I’m always interested in looking at affordable swing analyzers for the individual golfer. When you’re trying to learn or fix something in your swing, half the problem is getting real information on whether it’s working. Maybe you’re trying to increase clubhead speed. Wouldn’t it be nice to get some feedback on how you’re doing. This is just what SwingTIP does.
The device is a little one ounce electronic unit that attaches directly to any club. Couple it with an iPhone or Android app and you have your own on the go swing analyzer. The product sells for $129.99 on their website. It consists of a 2 inch by 1 inch processor and an equally small holster for attaching to any iron or wood. Once on the club, you can’t feel it. One note about attachment, make sure you close the hinges all the way until you hear a little ‘snap’. I didn’t get the snap the first time around and almost lost the unit.
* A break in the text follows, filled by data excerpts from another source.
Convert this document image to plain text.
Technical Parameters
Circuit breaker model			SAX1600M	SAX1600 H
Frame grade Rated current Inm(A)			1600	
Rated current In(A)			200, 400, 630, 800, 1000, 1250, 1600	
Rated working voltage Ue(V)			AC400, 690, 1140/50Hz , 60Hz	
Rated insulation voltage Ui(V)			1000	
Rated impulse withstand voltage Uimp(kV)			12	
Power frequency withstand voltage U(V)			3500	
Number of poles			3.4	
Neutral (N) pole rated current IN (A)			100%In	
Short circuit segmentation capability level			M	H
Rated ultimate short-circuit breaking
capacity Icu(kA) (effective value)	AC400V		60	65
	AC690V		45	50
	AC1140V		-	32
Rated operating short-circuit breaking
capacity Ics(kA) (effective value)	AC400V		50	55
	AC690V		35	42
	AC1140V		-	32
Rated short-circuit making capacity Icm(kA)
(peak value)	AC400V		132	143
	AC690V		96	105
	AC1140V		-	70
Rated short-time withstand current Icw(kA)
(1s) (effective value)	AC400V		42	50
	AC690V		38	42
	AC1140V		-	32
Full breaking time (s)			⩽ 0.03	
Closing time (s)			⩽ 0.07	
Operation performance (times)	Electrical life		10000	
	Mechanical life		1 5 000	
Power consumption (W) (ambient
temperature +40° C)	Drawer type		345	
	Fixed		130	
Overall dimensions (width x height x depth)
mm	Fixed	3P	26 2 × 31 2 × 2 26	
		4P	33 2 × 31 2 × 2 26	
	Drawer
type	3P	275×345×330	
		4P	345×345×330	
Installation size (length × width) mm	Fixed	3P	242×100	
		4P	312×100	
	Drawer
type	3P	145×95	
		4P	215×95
After I figured that out I had no problems.
The SwingTIP provides it’s data via a free app on your smart phone. Once the device is charged, synch it to your phone using bluetooth and you’re ready to go. After that initial setup, all you do to use the device is launch the app and turn on the unit once it’s mounted to a golf club. The synching happens almost immediately. After that you’re ready to hit shot after shot. It only took about 4 seconds for it to display results on my iPhone. You can also hit a lot of shots in a row and then go back and review them one by one.
If you set the app up it will also synch to a MySwingTip area on their website where there are lots of charts and graphs to track all your swings. Looking at trends is interesting, but I found that the data did not always jibe with what was on my phone. I never recorded an inside swing path, yet the website said I did. I checked some of the other measures and they also didn’t always agree. This makes me wonder how accurate the product is.
What the SwingTIP gives you for every swing is tempo, club face contact point (toe, heel sweet spot), position of clubface at impact (closed, square, open), swing path (outside, inside, square), club head speed and a graphic that displays what your backswing and downswing look like from behind, above and head on. All in all quite a bit of information for a device so small.
I didn’t have access to a high end swing analyzer when I did my tests, so I couldn’t compare results with a known device. Was my 84 mph for an 8 iron really 84 or something plus or minus. As long as the device is consistent I’m not sure it matters to most golfers that it’s exact. In most cases it’s the trend that counts.
The same goes for the read outs on face orientation at impact and where on the face impact was made. Feedback through ball flight and feeling in my hands told me that the machine was generally on target. When I felt that I hit the ball on the toe, the device agreed. If you want really accurate info on where you’re making contact use contact sheets or powder. This device only reports sweet spot, toe and heel.
The swing path diagram and the feedback on angle of attack were harder to evaluate. Sometimes the graphic looked like a reasonable representation of my swing and other times it made no sense. If you want to get into frame by frame analysis of your actual swing, you need the high end analyzers that use real video. The separate club path reporting gives only inside, square, and outside. Most experienced golfers can get this feedback from watching their ball flight.
When I first tried the device I made the mistake of watching the reported results and then trying to adjust my swing before the next shot. After a short while I had myself practically tied in knots. I never could get the unit to report an inside path even when I made some wild exaggerations. At that point I stopped looking at the graphic and paid attention to the other readouts.
The real question is what would you use this device for? You can look at any of the results and tap them to get some standard advice on how to fix your swing, but can you really fix and outside in path with some standardized advice? The same goes for hitting the ball on the heel. There could be lots of reasons for this. Better players can tell from feel and ball flight much of the information reported by SwingTIP, but it could serve as verification.
Is there a useful place for this device in the golfers bag? I think it might best work for someone who’s working on serious swing changes. Once you feel you’ve found something you might turn on the device and check that it agrees and compare results to an earlier swing that you’ve saved. Keeping swings as reference points makes comparisons over time interesting. Let’s say you’re trying to improve clubhead speed by loosening your grip. You might start by capturing a swing that represents your starting point, then use the SwingTIP again when you feel that you’re making progress.
In general I’d say the SwingTIP would be most useful for the beginning to intermediate golfer who can’t afford an instructor all the time and wants some occasional feedback to be sure he’s progressing. The price is reasonable compared to other devices that report as many swing statistics. The big question is how often will you really use it?